É sintomático que a gente tenha na ponta da língua os filmes de Eastwood como ator e diretor, mas se surpreenda quando olha a interminável listagem das trilhas de Morricone, que vai ao Rio de Janeiro esta semana para reger um concerto com suítes de suas trilhas. Você está cansado de saber que ele assina a trilha dos western-spaghetti de Leone, A Missão, Cinema Paradiso, Os Intocáveis e A Lenda do Pianista do Mar. Mas vai se assustar ao topar com seu nome nos créditos de filmes como Ata-me, Gaiola das Loucas, Bugsy ou Na Linha de Fogo.

Ele parece estar em todas as telas. Ou melhor, suas criações inconfundíveis emolduram todo tipo de filme. Já disseram que ele é o Verdi das trilhas sonoras. Por causa da originalidade de seus temas e as doses sutis de ironia salpicadas num lirismo derramado. Essa genial capacidade de criar belíssimas melodias encharcadas de romantismo, que resvalam sutilmente na ironia, é a marca registrada... de Verdi, claro. Mas também de Morricone. Ambos têm o condão de criar as melodias eternas.

Mede-se a qualidade de um tema de trilha sonora pela seguinte equação morriconeana: quanto mais um tema é ouvido de forma independente do filme para o qual foi criado, mais seu sucesso estará assegurado. "Um conselho a quem quiser tentar escrever musica para cinema", disse ele aos biógrafos Anne e Jean Lhassa. "Somos prisioneiros da melodia clássica, libertem-se dela, e alcancem, por meio de invenções realmente novas, uma nova sintaxe construída especialmente para a música de cinema." O melhor dos mundos, então, é conceber temas com vida própria, mas que ainda assim sejam complementares às imagens que os acompanham. É o que Morricone faz com perfeição. Sua música sobrevive fácil e inteirona quando ouvida em gravações-qualidade raríssima no gênero. E tem um poder de sedução danado sobre músicos de todas as tribos.

O DVD Morricone por Morricone (Versátil) lançado na semana passada, a propósito de sua vinda ao Brasil, é prova dessa magia: pouco mais de uma hora e meia de música de cinema que não parece... música de cinema. Morricone rege a Orquestra da Rádio de Munique, em concerto realizado em outubro de 2004. Os primeiros 50 minutos são preenchidos por uma imensa suíte que evoca temas de 14 filmes. Ele rege com um olho na partitura, cabeça baixa – mas deixa escapar de vez em quando o outro olho dos óculos fundo-de-garrafa para este ou aquele naipe. Não é um regente espalhafatoso, nem precisa disso. A música se encarrega de contagiar músicos e platéia.

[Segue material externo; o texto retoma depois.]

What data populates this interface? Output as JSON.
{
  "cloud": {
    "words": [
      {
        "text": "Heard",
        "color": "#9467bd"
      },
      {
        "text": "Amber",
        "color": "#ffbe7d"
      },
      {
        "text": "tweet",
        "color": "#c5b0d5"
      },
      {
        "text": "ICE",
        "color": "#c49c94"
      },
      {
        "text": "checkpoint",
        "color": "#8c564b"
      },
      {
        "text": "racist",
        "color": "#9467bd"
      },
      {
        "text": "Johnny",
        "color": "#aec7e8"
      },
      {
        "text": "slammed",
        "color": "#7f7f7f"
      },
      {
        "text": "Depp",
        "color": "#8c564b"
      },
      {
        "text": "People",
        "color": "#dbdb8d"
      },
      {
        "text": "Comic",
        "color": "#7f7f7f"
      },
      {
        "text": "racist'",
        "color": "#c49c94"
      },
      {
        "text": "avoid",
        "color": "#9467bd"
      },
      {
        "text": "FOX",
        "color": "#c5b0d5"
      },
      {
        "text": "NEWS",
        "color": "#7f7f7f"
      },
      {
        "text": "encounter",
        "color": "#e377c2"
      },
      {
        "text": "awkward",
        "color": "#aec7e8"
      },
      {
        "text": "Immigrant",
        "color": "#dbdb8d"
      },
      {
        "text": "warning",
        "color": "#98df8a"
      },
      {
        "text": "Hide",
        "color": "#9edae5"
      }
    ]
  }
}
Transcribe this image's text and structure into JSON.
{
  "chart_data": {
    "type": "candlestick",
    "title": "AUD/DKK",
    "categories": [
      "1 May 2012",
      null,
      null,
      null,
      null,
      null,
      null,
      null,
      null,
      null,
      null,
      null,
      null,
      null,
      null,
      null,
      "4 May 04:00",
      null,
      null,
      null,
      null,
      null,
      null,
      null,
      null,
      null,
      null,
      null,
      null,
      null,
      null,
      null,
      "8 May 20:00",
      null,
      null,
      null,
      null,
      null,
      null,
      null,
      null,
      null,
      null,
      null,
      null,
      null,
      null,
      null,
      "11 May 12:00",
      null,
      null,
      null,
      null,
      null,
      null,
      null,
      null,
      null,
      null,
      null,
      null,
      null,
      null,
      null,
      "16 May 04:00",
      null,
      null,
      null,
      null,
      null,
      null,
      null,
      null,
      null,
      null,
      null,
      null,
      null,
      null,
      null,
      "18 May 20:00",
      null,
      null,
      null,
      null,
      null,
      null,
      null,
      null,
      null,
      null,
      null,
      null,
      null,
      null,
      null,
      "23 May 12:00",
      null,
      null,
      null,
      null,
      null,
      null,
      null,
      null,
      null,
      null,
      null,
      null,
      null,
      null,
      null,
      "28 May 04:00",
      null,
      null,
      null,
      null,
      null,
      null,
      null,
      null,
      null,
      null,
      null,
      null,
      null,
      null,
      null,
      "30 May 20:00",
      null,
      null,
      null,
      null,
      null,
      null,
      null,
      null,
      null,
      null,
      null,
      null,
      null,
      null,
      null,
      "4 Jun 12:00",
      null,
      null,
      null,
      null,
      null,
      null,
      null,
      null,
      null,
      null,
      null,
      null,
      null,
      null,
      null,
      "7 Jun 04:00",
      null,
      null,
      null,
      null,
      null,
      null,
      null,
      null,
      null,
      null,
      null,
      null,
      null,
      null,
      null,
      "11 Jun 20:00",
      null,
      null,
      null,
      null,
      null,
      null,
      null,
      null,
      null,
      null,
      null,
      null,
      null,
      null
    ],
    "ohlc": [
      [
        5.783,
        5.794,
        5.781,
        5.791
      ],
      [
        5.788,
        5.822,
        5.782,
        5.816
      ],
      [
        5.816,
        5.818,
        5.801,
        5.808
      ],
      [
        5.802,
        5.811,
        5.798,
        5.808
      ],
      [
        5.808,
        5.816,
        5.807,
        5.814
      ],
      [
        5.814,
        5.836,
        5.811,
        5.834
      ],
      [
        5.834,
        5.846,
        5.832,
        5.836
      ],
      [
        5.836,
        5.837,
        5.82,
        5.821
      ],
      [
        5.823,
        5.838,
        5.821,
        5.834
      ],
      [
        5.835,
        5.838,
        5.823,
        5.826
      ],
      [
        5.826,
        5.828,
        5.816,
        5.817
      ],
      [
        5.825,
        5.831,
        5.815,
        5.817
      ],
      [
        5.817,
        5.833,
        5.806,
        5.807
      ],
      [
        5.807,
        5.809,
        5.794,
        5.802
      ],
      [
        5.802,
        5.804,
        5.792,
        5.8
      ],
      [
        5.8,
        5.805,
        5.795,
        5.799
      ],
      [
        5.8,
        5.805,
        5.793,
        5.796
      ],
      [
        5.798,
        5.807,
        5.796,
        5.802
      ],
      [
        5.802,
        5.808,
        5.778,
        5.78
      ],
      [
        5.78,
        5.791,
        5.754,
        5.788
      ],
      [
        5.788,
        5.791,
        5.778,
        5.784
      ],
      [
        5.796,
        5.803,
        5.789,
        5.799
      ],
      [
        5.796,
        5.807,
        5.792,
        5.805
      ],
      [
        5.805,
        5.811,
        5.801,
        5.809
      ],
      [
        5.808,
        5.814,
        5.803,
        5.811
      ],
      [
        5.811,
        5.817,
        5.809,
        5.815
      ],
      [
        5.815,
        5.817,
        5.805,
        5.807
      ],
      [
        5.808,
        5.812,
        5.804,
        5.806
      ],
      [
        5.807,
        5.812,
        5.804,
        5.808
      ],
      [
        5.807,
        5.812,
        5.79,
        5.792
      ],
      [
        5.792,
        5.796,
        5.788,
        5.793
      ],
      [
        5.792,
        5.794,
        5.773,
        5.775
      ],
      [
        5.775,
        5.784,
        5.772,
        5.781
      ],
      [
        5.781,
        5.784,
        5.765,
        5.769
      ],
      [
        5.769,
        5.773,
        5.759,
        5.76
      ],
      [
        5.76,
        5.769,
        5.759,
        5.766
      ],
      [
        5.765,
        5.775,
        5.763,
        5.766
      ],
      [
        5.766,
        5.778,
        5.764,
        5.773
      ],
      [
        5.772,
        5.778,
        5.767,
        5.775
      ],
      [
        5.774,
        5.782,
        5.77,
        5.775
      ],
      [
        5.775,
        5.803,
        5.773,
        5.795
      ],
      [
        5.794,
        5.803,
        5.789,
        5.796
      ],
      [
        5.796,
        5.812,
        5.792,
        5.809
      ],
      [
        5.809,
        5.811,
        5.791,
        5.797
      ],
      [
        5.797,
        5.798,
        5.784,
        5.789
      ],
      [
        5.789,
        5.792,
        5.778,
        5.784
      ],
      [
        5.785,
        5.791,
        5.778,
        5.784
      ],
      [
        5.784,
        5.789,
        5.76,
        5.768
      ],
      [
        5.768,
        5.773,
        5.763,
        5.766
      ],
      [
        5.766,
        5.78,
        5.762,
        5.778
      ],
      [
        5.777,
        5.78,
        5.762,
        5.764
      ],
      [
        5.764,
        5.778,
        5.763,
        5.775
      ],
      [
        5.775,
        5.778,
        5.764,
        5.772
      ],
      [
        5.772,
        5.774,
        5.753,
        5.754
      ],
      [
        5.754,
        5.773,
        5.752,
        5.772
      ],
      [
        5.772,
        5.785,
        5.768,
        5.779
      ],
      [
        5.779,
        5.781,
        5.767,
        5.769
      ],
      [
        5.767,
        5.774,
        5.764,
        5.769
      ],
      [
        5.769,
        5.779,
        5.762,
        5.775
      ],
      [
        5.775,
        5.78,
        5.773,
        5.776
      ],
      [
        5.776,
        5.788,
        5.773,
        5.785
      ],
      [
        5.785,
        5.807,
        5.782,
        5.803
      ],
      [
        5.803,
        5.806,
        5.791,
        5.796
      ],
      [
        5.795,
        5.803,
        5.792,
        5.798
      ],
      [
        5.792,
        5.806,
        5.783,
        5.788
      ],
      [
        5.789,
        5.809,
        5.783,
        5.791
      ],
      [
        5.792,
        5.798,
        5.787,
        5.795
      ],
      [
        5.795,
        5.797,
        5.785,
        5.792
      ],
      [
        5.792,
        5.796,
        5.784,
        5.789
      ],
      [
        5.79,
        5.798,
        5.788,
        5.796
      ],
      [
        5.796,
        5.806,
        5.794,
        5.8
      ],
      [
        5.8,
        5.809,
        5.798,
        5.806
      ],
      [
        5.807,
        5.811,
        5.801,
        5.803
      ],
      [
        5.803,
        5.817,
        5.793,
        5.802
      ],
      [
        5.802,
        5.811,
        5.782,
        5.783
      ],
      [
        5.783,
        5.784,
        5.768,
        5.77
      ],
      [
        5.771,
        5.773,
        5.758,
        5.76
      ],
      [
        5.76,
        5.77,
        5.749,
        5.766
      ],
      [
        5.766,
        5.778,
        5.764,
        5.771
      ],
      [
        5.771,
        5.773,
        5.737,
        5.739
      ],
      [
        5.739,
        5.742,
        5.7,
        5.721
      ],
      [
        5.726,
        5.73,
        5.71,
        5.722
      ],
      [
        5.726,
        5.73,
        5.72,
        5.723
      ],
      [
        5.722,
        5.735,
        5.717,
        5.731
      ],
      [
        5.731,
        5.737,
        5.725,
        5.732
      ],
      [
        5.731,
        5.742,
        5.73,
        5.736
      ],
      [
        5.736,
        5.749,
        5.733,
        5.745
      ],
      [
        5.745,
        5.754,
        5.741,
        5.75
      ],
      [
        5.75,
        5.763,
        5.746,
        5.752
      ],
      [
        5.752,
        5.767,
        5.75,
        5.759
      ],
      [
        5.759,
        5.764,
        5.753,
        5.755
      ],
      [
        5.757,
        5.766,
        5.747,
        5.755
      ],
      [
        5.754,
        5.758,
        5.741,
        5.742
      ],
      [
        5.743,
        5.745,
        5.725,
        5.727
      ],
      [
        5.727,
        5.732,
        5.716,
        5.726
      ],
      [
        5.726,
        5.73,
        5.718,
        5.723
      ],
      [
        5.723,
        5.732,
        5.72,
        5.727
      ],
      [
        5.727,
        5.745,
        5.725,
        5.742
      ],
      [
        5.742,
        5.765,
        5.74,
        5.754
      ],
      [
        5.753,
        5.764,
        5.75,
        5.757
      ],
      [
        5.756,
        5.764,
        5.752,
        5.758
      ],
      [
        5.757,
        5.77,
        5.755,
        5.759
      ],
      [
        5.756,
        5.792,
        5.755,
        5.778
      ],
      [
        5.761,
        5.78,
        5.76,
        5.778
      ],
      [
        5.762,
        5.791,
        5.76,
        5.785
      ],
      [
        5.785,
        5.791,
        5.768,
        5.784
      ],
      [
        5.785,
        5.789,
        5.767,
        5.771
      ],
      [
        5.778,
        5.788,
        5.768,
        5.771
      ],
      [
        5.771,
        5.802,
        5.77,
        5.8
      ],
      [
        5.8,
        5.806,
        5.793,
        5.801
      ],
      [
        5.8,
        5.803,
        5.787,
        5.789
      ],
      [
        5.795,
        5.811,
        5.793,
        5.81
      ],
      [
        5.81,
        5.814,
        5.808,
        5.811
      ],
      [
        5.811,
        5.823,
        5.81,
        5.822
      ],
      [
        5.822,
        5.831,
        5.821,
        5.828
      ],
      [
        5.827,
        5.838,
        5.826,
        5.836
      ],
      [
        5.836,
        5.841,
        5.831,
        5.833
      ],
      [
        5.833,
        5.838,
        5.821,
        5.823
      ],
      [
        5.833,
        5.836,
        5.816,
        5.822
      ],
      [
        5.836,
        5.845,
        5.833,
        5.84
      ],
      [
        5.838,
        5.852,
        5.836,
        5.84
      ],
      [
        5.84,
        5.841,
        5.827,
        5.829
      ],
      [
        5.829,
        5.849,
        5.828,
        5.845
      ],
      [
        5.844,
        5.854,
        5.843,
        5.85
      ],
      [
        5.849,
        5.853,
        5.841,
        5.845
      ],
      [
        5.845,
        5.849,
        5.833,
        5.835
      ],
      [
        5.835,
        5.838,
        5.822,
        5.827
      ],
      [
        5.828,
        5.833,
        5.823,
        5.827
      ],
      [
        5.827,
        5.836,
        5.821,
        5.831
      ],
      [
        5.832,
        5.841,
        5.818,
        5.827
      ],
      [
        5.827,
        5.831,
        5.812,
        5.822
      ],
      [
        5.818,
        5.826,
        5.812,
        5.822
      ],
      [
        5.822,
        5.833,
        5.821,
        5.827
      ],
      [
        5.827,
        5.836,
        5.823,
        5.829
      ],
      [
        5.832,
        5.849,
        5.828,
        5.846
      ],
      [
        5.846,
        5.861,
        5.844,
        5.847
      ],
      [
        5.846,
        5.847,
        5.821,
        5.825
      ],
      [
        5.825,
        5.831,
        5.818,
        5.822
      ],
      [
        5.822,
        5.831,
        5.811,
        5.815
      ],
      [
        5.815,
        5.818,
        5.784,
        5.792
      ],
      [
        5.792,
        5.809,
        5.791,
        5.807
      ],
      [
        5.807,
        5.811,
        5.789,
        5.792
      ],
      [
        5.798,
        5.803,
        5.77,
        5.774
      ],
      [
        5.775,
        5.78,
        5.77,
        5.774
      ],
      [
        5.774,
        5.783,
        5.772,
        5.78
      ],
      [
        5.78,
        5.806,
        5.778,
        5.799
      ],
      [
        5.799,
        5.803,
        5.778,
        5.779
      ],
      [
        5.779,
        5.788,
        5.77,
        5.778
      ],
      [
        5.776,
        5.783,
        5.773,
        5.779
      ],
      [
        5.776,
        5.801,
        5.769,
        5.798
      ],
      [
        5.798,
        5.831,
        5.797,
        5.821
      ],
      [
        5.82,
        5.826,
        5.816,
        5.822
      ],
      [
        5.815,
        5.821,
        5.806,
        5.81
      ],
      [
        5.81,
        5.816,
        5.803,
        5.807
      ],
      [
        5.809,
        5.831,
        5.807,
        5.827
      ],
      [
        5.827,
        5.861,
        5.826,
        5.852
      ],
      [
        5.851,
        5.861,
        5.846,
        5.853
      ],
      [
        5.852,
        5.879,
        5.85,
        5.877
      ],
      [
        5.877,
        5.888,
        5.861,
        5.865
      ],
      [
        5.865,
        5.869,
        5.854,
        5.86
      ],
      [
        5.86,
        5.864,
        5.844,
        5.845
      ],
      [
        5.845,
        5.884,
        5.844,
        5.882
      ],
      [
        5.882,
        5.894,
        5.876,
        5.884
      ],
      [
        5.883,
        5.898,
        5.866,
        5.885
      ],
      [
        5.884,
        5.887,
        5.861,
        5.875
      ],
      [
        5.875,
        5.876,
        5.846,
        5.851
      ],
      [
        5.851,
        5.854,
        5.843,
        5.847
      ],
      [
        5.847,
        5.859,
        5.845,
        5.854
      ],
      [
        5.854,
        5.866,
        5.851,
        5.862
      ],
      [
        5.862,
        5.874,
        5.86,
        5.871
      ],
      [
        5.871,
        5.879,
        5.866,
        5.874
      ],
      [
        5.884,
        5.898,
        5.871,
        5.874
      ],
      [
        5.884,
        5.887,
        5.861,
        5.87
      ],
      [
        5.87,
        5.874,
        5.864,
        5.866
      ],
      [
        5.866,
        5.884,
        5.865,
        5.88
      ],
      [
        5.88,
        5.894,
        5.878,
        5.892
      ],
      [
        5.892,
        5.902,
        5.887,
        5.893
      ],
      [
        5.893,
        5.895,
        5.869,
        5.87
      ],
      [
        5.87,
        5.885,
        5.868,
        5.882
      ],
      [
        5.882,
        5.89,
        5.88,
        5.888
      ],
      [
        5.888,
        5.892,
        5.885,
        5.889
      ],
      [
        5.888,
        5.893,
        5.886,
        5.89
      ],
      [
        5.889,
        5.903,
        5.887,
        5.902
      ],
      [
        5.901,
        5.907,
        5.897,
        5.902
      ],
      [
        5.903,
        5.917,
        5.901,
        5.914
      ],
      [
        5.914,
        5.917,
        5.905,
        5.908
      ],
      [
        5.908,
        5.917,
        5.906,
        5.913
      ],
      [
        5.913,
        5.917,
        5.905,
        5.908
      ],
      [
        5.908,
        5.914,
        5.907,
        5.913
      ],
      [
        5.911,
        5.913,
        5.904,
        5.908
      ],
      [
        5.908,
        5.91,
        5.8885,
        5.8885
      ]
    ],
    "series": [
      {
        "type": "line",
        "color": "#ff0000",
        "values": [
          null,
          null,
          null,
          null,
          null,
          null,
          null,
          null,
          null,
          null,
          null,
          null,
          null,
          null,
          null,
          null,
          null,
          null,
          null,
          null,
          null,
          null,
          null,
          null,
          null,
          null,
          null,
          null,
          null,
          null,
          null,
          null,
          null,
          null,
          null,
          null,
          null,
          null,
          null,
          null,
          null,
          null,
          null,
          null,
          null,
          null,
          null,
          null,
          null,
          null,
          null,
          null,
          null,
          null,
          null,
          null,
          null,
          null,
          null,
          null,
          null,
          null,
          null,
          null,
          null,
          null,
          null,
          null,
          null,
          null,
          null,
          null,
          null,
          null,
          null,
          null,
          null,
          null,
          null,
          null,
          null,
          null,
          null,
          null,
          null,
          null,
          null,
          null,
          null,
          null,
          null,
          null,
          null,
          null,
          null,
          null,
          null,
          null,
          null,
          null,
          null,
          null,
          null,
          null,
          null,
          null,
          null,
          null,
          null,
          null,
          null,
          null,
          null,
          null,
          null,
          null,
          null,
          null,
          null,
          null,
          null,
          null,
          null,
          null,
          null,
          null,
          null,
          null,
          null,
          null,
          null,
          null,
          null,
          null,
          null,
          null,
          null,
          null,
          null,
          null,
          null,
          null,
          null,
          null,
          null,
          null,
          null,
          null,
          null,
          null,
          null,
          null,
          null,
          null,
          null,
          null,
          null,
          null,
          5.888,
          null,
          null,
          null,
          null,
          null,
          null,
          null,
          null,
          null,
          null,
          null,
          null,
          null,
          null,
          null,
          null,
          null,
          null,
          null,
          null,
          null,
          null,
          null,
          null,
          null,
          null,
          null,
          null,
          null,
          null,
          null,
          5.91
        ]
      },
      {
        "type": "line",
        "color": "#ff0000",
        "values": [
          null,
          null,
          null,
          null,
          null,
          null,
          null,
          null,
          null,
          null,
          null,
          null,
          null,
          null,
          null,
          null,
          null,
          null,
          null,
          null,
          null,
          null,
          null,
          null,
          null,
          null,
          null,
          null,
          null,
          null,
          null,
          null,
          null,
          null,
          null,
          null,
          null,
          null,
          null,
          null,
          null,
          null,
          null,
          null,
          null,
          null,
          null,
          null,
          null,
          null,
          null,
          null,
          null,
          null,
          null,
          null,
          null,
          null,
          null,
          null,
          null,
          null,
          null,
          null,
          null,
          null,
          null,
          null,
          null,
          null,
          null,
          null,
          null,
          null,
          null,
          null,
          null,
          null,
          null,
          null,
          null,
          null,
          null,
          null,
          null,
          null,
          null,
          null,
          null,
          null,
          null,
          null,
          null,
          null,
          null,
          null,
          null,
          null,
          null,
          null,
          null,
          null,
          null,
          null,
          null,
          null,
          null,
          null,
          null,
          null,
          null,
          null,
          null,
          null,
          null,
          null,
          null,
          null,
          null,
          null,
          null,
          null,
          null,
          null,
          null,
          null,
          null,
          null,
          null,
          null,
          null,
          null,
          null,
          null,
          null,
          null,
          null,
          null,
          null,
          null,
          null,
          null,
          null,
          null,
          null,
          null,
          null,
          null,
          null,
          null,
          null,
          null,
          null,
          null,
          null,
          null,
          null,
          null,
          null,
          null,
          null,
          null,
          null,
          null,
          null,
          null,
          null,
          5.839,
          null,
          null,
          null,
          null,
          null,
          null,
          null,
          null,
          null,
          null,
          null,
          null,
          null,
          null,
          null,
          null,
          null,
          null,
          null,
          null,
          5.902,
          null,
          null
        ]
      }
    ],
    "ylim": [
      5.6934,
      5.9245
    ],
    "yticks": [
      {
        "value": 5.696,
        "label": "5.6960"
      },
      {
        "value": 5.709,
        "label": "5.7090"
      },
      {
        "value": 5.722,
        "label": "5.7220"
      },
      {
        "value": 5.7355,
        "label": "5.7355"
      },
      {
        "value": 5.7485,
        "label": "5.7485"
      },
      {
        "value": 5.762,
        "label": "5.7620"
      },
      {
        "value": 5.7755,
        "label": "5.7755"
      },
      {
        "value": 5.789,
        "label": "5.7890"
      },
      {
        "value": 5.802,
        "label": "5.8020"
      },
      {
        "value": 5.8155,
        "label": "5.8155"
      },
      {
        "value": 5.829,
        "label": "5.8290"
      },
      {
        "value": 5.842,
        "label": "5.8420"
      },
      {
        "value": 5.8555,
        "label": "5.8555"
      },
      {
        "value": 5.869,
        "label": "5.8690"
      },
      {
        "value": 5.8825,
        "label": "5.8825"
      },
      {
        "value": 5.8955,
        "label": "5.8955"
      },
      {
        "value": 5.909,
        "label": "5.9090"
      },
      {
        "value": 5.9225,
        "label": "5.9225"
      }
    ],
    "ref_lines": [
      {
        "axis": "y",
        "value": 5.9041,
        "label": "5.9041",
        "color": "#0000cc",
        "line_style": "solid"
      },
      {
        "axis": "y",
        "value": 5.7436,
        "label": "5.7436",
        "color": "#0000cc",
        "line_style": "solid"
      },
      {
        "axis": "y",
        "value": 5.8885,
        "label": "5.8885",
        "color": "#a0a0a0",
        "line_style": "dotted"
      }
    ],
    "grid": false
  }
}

O piano (Gilda Buttà) brilha no contraponto cerrado de H2S, filme de 1968; a flauta de Pã em Era Uma Vez na América; uma trompa destaca-se em solo em Uno Che Grida Amore; órgão e coro misto participam de Maddalena; e o belíssimo timbre da soprano Susanna Rigacci se impõe em Quando Explode a Vingança. Um intervalo e, em seguida, um consistente miniconcerto para violino (Henry Randales) e orquestra de 15 minutos em três movimentos interligados que deixam para trás tentativas do pioneiro de trilhas Miklos Rosza. E a parte final, com mais uma penca de temas que culminam numa degustação de seu trabalho mais perfeito, a trilha de A Missão, de 1986.